Segundo a professora, infelizmente não é o que ocorre em muitos casos em que os ascendentes, ou idosos como são mais popularmente chamados, sofrem muitos tipos de abandono, negligência e violência:

 Financeira: quando o idoso é explorado sem consentimento, pressionado a contribuir financeiramente com a família.

 Psicológica: Agressões verbais, gestuais, que constrangem e restringem a liberdade do idoso, podendo levá-lo até à depressão.

 Física: que envolvem agressões à integridade física do idoso, neste caso com a finalidade de coação e manipulação.

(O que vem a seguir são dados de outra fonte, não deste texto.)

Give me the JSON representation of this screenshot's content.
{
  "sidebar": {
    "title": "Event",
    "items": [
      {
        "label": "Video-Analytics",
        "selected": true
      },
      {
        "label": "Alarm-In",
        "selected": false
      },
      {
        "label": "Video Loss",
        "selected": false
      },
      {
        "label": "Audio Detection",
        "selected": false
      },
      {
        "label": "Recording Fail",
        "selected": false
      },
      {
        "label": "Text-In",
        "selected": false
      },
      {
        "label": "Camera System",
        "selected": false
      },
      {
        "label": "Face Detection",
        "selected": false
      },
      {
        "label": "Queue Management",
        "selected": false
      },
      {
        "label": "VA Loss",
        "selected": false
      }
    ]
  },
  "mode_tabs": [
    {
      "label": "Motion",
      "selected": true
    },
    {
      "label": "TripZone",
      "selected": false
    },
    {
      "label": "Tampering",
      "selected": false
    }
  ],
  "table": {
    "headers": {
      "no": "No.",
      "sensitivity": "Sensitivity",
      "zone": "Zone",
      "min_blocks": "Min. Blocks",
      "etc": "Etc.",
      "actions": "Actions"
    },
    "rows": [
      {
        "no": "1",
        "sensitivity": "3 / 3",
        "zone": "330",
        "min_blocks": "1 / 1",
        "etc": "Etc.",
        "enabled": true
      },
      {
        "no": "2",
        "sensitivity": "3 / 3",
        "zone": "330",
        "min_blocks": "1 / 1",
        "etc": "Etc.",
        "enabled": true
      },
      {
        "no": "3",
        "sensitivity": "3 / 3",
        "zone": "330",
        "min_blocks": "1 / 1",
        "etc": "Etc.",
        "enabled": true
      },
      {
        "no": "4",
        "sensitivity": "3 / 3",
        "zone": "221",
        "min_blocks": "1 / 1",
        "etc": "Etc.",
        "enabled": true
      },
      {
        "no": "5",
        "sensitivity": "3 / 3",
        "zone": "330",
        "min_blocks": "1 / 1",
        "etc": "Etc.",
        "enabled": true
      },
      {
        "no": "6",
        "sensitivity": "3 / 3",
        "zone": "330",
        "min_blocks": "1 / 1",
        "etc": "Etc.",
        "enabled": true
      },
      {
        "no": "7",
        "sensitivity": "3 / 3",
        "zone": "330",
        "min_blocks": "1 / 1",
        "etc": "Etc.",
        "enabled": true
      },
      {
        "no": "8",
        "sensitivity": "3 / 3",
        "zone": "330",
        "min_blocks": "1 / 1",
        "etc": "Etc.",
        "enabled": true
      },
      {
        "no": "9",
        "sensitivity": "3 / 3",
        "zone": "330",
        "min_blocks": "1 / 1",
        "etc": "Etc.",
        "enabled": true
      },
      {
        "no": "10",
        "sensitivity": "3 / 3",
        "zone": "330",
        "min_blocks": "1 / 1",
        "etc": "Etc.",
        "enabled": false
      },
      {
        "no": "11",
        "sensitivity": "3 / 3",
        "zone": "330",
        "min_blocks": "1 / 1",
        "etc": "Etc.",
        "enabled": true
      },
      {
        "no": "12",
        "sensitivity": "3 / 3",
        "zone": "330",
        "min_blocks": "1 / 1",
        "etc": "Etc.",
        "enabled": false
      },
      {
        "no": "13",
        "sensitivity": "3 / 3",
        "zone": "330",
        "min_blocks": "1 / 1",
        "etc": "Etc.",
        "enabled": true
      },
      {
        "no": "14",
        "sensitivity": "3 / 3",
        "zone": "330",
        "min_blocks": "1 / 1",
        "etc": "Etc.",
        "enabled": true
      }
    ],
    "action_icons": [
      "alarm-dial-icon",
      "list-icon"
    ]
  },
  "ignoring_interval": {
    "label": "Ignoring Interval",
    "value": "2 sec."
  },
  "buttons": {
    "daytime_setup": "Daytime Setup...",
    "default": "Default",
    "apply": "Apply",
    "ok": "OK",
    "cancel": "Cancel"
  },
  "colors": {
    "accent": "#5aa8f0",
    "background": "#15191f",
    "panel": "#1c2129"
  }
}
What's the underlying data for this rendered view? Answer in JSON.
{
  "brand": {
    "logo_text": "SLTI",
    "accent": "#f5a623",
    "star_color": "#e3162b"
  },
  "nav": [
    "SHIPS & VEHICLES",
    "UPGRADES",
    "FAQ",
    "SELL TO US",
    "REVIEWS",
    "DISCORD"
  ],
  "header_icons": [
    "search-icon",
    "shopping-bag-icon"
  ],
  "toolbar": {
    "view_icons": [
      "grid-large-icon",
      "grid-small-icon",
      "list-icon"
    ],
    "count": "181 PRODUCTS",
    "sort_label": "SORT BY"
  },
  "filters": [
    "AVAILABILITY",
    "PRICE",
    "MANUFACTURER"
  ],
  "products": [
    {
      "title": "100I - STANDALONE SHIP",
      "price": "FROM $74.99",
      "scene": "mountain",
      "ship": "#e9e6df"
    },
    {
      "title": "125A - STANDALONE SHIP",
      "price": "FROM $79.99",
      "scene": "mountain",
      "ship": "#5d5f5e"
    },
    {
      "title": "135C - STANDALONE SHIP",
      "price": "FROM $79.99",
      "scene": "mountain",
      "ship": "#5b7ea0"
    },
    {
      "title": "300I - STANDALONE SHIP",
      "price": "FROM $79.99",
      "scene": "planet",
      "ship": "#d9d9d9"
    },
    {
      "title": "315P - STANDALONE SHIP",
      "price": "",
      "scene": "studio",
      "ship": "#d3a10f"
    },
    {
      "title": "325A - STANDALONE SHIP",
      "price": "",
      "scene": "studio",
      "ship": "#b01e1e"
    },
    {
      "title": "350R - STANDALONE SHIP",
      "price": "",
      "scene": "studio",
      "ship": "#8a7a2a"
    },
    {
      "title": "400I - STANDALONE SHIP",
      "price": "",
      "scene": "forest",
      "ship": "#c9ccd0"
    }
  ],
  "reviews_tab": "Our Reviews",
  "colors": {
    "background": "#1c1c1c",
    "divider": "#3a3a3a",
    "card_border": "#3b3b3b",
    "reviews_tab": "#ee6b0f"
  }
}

 Moral: desprezar e ignorar o idoso.

Perda de respeito

 A palestrante mostrou que as agressões começam em casa, na maioria das vezes com parentes próximos como filhos ou netos, e nas pequenas coisas, como por exemplo mandar o idoso “calar a boca” ou dar um empurrão.  “O motivo disso tudo é que as pessoas perderam o respeito, a paciência e a empatia. Mas é preciso lembrar que os idosos são pessoas experientes e sábias, entendem da vida, das alegrias e do sofrimento humano, têm muito a compartilhar e ensinar. Precisamos repensar nossos valores e comportamentos”, disse a palestrante,especialista no tema.

Em resumo, é preciso prestar assistência moral, financeira e afetiva aos idosos. Valorizá-los, uma vez que passaram a vida cuidando dos seus. Assegurar proteção e segurança, que tenham boa alimentação, saúde, cidadania, liberdade e dignidade são alguns dos deveres básicos e necessários apontados pela palestrante. "Além disso, há a chance de aproveitar a convivência com os mais velhos e registrar boas memórias e histórias para contar", reforçou.

Lei Brasileira ao Idoso

Os artigos 244, 245 e 247 do Código Penal asseguram a assistência à criança e ao idoso, uma vez que ambos são vulneráveis. Também existe o Estatuto do Idoso, no qual vale destacar o Artigo 229 da Constituição Federal, que resume perfeitamente sobre o tema: os pais têm o dever de assistir, criar e educar os filhos menores, e os filhos maiores têm o dever de ajudar e amparar os pais na velhice, carência ou enfermidade.

O evento também contou com as professoras Claudete de Souza, representante docente, Maria Cristina Teixeira, coordenadora do curso de Direito, Sandra Maria Sabatine Zambone, diretora de Extensão e Ações Comunitárias, Adriana Pretti, representante da OAB-SBC, e o representante discente Flávio Wilson Bertoti, que compuseram a mesa diretiva.